Die Menge an fossiler Energie ist sogar um 24 Prozent zurückgegangen

Der für die Klimadebatte entscheidende Anteil der fossilen Energieträger am Endverbrauch habe ich in der Grafik ausdifferenziert: Erdölbrennstoffe (hellgrau), Erdöltreibstoffe (grau) sowie Gas und Kohle (schwarz). Dabei ist der Kohleanteil in der Schweiz minimal klein: 2023 lag er bei 0,4 Prozent des Endverbrauchs. Wie die Grafik zeigt, ist der Anteil aller fossilen Energien in unserem Land zwischen 2013 und 2023 sogar um 24 Prozent gesunken: Von 595 auf 454 PJ.

Minus 29 Prozent bei den energiebedingten CO2-Emissionen

Dies hat zur Folge, dass auch die CO2-Emissionen aus Energieanwendungen stark zurückgegangen sind.

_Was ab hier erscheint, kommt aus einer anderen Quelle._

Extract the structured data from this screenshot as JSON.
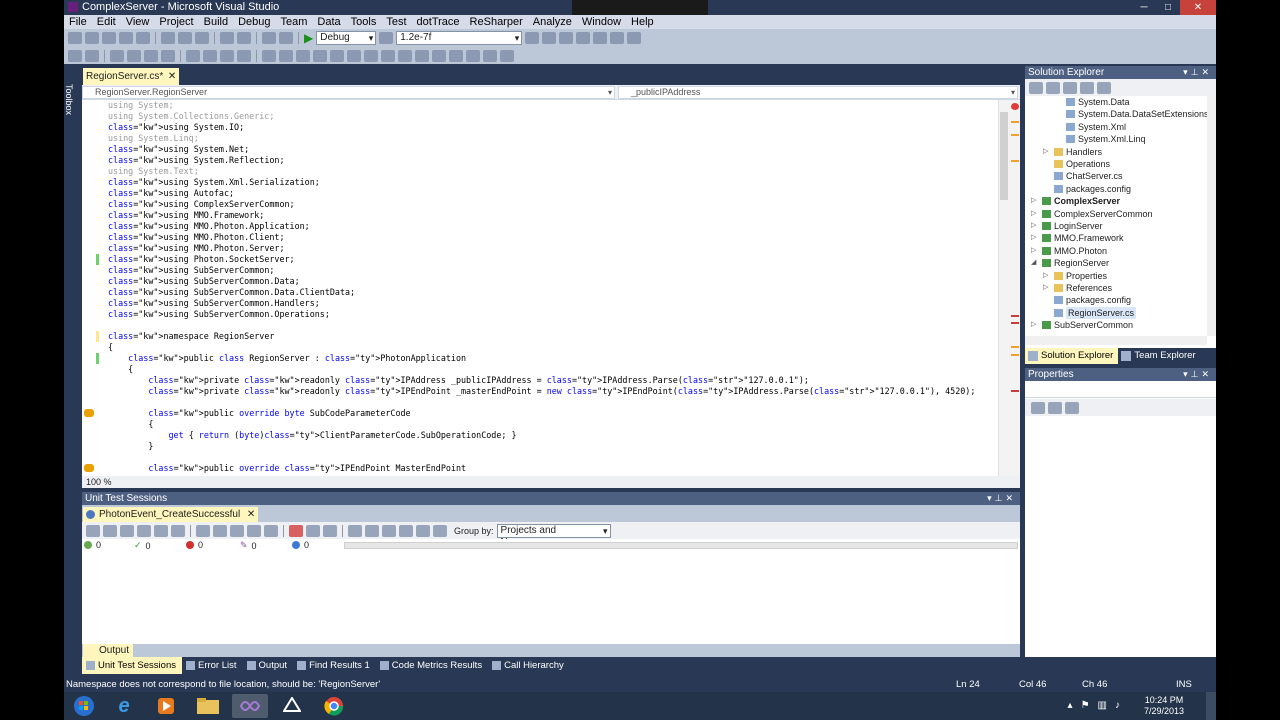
{
  "window": {
    "title": "ComplexServer - Microsoft Visual Studio"
  },
  "menu": [
    "File",
    "Edit",
    "View",
    "Project",
    "Build",
    "Debug",
    "Team",
    "Data",
    "Tools",
    "Test",
    "dotTrace",
    "ReSharper",
    "Analyze",
    "Window",
    "Help"
  ],
  "toolbar": {
    "config": "Debug",
    "search_value": "1.2e-7f"
  },
  "toolbox_label": "Toolbox",
  "editor": {
    "tab_label": "RegionServer.cs*",
    "nav_left": "RegionServer.RegionServer",
    "nav_right": "_publicIPAddress",
    "zoom": "100 %",
    "lines": [
      {
        "t": "using System;",
        "dim": true
      },
      {
        "t": "using System.Collections.Generic;",
        "dim": true
      },
      {
        "t": "using System.IO;"
      },
      {
        "t": "using System.Linq;",
        "dim": true
      },
      {
        "t": "using System.Net;"
      },
      {
        "t": "using System.Reflection;"
      },
      {
        "t": "using System.Text;",
        "dim": true
      },
      {
        "t": "using System.Xml.Serialization;"
      },
      {
        "t": "using Autofac;"
      },
      {
        "t": "using ComplexServerCommon;"
      },
      {
        "t": "using MMO.Framework;"
      },
      {
        "t": "using MMO.Photon.Application;"
      },
      {
        "t": "using MMO.Photon.Client;"
      },
      {
        "t": "using MMO.Photon.Server;"
      },
      {
        "t": "using Photon.SocketServer;"
      },
      {
        "t": "using SubServerCommon;"
      },
      {
        "t": "using SubServerCommon.Data;"
      },
      {
        "t": "using SubServerCommon.Data.ClientData;"
      },
      {
        "t": "using SubServerCommon.Handlers;"
      },
      {
        "t": "using SubServerCommon.Operations;"
      },
      {
        "t": ""
      },
      {
        "t": "namespace RegionServer"
      },
      {
        "t": "{"
      },
      {
        "t": "    public class RegionServer : PhotonApplication"
      },
      {
        "t": "    {"
      },
      {
        "t": "        private readonly IPAddress _publicIPAddress = IPAddress.Parse(\"127.0.0.1\");"
      },
      {
        "t": "        private readonly IPEndPoint _masterEndPoint = new IPEndPoint(IPAddress.Parse(\"127.0.0.1\"), 4520);"
      },
      {
        "t": ""
      },
      {
        "t": "        public override byte SubCodeParameterCode"
      },
      {
        "t": "        {"
      },
      {
        "t": "            get { return (byte)ClientParameterCode.SubOperationCode; }"
      },
      {
        "t": "        }"
      },
      {
        "t": ""
      },
      {
        "t": "        public override IPEndPoint MasterEndPoint"
      }
    ]
  },
  "unit_tests": {
    "panel_title": "Unit Test Sessions",
    "session_tab": "PhotonEvent_CreateSuccessful",
    "group_by_label": "Group by:",
    "group_by_value": "Projects and Namespaces",
    "counts": [
      {
        "name": "total",
        "value": "0",
        "color": "#6aa84f"
      },
      {
        "name": "passed",
        "value": "0",
        "color": "#2ea82e"
      },
      {
        "name": "failed",
        "value": "0",
        "color": "#d03030"
      },
      {
        "name": "ignored",
        "value": "0",
        "color": "#8a4a9a"
      },
      {
        "name": "unknown",
        "value": "0",
        "color": "#3c7bd4"
      }
    ]
  },
  "output_tab": "Output",
  "bottom_tabs": [
    "Unit Test Sessions",
    "Error List",
    "Output",
    "Find Results 1",
    "Code Metrics Results",
    "Call Hierarchy"
  ],
  "solution_explorer": {
    "title": "Solution Explorer",
    "items": [
      {
        "label": "System.Data",
        "indent": 4,
        "exp": ""
      },
      {
        "label": "System.Data.DataSetExtensions",
        "indent": 4,
        "exp": ""
      },
      {
        "label": "System.Xml",
        "indent": 4,
        "exp": ""
      },
      {
        "label": "System.Xml.Linq",
        "indent": 4,
        "exp": ""
      },
      {
        "label": "Handlers",
        "indent": 2,
        "exp": "▷"
      },
      {
        "label": "Operations",
        "indent": 2,
        "exp": ""
      },
      {
        "label": "ChatServer.cs",
        "indent": 2,
        "exp": ""
      },
      {
        "label": "packages.config",
        "indent": 2,
        "exp": ""
      },
      {
        "label": "ComplexServer",
        "indent": 0,
        "exp": "▷",
        "bold": true
      },
      {
        "label": "ComplexServerCommon",
        "indent": 0,
        "exp": "▷"
      },
      {
        "label": "LoginServer",
        "indent": 0,
        "exp": "▷"
      },
      {
        "label": "MMO.Framework",
        "indent": 0,
        "exp": "▷"
      },
      {
        "label": "MMO.Photon",
        "indent": 0,
        "exp": "▷"
      },
      {
        "label": "RegionServer",
        "indent": 0,
        "exp": "◢"
      },
      {
        "label": "Properties",
        "indent": 2,
        "exp": "▷"
      },
      {
        "label": "References",
        "indent": 2,
        "exp": "▷"
      },
      {
        "label": "packages.config",
        "indent": 2,
        "exp": ""
      },
      {
        "label": "RegionServer.cs",
        "indent": 2,
        "exp": "",
        "sel": true
      },
      {
        "label": "SubServerCommon",
        "indent": 0,
        "exp": "▷"
      }
    ],
    "tabs": [
      "Solution Explorer",
      "Team Explorer"
    ]
  },
  "properties": {
    "title": "Properties"
  },
  "status": {
    "message": "Namespace does not correspond to file location, should be: 'RegionServer'",
    "ln": "Ln 24",
    "col": "Col 46",
    "ch": "Ch 46",
    "ins": "INS"
  },
  "taskbar": {
    "time": "10:24 PM",
    "date": "7/29/2013"
  }
}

Gemäss CO2-Statistik des Bundesamtes für Umwelt (BAFU, siehe hier) sind die energiebedingten CO2-Emissionen im gleichen Zeitraum um 29 Prozent gesunken. Dabei sind die Emissionen aus Brennstoffen, für die seit 2008 eine CO2-Abgabe erhoben wird, besonders stark zurückgegangen: in den elf Jahren von 2013 bis 2023 um insgesamt 8,43 Millionen Tonnen CO2, was einem Rückgang um 40 Prozent entspricht.

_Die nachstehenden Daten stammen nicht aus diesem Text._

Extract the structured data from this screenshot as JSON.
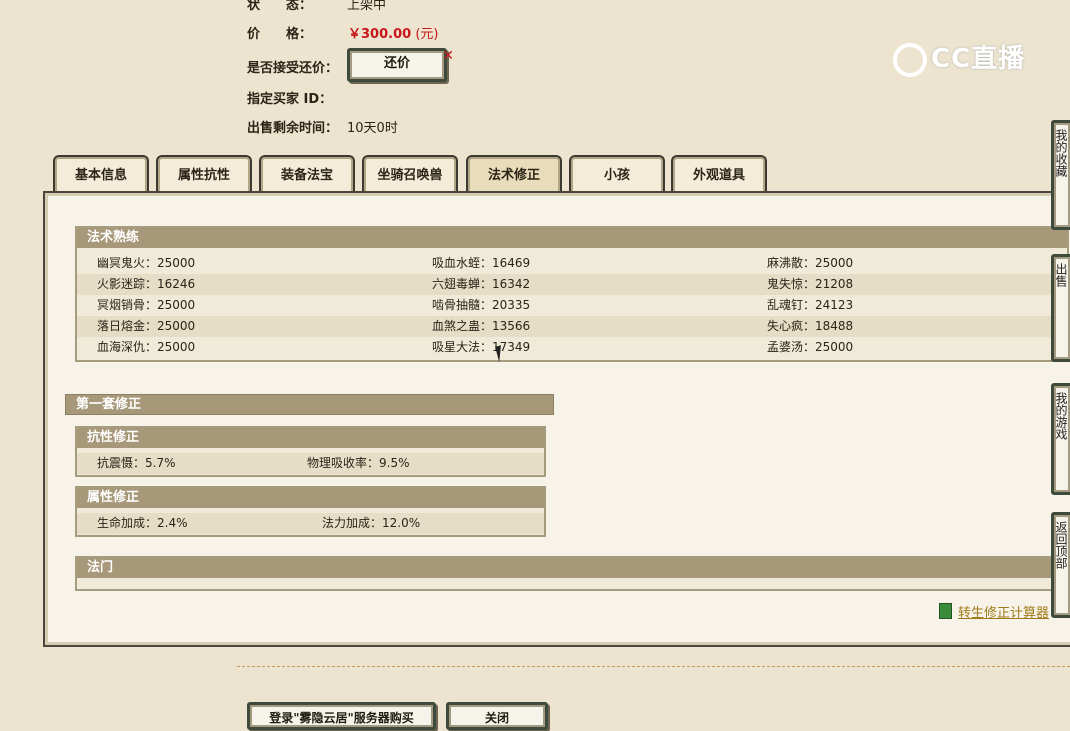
{
  "info": {
    "status_label": "状　　态：",
    "status_value": "上架中",
    "price_label": "价　　格：",
    "price_value": "￥300.00",
    "price_unit": "(元)",
    "counter_label": "是否接受还价：",
    "counter_button": "还价",
    "buyer_label": "指定买家 ID：",
    "remaining_label": "出售剩余时间：",
    "remaining_value": "10天0时"
  },
  "logo": {
    "text": "CC直播"
  },
  "tabs": [
    {
      "label": "基本信息"
    },
    {
      "label": "属性抗性"
    },
    {
      "label": "装备法宝"
    },
    {
      "label": "坐骑召唤兽"
    },
    {
      "label": "法术修正"
    },
    {
      "label": "小孩"
    },
    {
      "label": "外观道具"
    }
  ],
  "active_tab": "法术修正",
  "spell_mastery": {
    "title": "法术熟练",
    "rows": [
      [
        "幽冥鬼火：25000",
        "吸血水蛭：16469",
        "麻沸散：25000"
      ],
      [
        "火影迷踪：16246",
        "六翅毒蝉：16342",
        "鬼失惊：21208"
      ],
      [
        "冥烟销骨：25000",
        "啮骨抽髓：20335",
        "乱魂钉：24123"
      ],
      [
        "落日熔金：25000",
        "血煞之蛊：13566",
        "失心疯：18488"
      ],
      [
        "血海深仇：25000",
        "吸星大法：17349",
        "孟婆汤：25000"
      ]
    ]
  },
  "set1": {
    "title": "第一套修正",
    "resist": {
      "title": "抗性修正",
      "items": [
        "抗震慑：5.7%",
        "物理吸收率：9.5%"
      ]
    },
    "attr": {
      "title": "属性修正",
      "items": [
        "生命加成：2.4%",
        "法力加成：12.0%"
      ]
    }
  },
  "school": {
    "title": "法门"
  },
  "calc_link": "转生修正计算器",
  "bottom": {
    "login_button": "登录\"雾隐云居\"服务器购买",
    "close_button": "关闭"
  },
  "side_buttons": [
    {
      "label": "我的收藏"
    },
    {
      "label": "出售"
    },
    {
      "label": "我的游戏"
    },
    {
      "label": "返回顶部"
    }
  ]
}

CO2-Abgabe auf Brennstoffen zeigt Wirkung

Die CO2-Abgabe auf Brennstoffen zeigt also offensichtlich Wirkung, denn bei den Treibstoffen für den Verkehr, wo es keine Abgaben gibt, konnten die CO2-Emissionen nur um 2,61 Millionen Tonnen vermindert werden. Das ist ein Minus von 15 Prozent.

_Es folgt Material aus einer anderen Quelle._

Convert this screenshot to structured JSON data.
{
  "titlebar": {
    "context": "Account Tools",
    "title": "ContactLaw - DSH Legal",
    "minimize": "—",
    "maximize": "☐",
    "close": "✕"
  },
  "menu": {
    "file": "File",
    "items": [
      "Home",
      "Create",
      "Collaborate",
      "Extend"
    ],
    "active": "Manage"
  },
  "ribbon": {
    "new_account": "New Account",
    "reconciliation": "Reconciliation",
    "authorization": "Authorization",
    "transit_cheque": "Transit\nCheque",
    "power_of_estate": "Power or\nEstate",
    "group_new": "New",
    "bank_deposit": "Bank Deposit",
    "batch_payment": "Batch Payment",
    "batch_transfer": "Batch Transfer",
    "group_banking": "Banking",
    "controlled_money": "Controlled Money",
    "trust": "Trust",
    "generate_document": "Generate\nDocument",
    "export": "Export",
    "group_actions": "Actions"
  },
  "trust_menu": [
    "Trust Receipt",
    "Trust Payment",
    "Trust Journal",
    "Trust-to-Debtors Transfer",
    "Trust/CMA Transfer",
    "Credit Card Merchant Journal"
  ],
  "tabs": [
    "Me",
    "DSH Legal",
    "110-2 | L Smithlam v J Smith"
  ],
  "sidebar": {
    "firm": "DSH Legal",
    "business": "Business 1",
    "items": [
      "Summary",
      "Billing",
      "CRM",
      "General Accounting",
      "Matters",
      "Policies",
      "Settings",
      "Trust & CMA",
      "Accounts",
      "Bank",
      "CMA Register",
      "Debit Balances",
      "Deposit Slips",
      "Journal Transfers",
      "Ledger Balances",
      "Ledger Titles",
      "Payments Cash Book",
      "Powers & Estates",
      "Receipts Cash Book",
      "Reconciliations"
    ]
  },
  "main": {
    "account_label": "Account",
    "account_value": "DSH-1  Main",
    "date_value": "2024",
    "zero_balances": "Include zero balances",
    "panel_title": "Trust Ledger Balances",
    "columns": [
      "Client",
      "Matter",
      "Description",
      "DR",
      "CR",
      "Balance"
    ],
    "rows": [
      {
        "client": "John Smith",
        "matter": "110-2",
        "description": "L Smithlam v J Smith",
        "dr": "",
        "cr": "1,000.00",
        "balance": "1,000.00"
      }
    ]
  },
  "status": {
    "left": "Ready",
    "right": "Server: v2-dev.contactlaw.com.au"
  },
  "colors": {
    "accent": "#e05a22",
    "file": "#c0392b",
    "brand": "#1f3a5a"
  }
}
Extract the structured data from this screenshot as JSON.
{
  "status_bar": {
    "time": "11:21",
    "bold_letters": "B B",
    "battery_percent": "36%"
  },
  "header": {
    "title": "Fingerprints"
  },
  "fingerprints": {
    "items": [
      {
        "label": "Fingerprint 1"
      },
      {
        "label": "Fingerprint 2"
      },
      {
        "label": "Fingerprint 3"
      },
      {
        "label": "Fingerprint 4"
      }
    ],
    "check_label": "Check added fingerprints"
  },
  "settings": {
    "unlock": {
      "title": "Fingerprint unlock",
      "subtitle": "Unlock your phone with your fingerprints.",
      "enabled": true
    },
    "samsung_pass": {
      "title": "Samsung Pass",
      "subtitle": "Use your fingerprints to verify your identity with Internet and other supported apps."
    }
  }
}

Noch nicht beantwortet ist die Frage, was sich in der gezeigten Grafik beim Endenergieverbrauch unter dem rot eingezeichneten Rest versteckt. Den grössten Teil davon nimmt die Elektrizität ein, neben Anteilen der Holzenergie, der Energie aus Fernwärme und Industrieabfällen sowie den Übrigen erneuerbaren Energien. Die nächste Grafik zeigt, wie gross die Anteile der einzelnen Energieträger beim Endverbrauch der Schweiz im Jahr 2023 gewesen sind:

Endverbrauch 2023 träger
Quelle: BFE, Martin Schlumpf

Der hier gezeigte aktuelle Stand des Schweizer Energieverbrauchs im Jahr 2023 lässt sich so zusammenfassen:

  • Ein Drittel (35 Prozent) machen die Treibstoffe für den Verkehr aus,
  • Ein Viertel (26 Prozent) beansprucht der Strom,
  • Drei Fünftel (59 Prozent) sind fossil,
  • Der Rest (15 Prozent) kommt aus Holz, Fernwärme, Industrieabfälle und Übrige Erneuerbare.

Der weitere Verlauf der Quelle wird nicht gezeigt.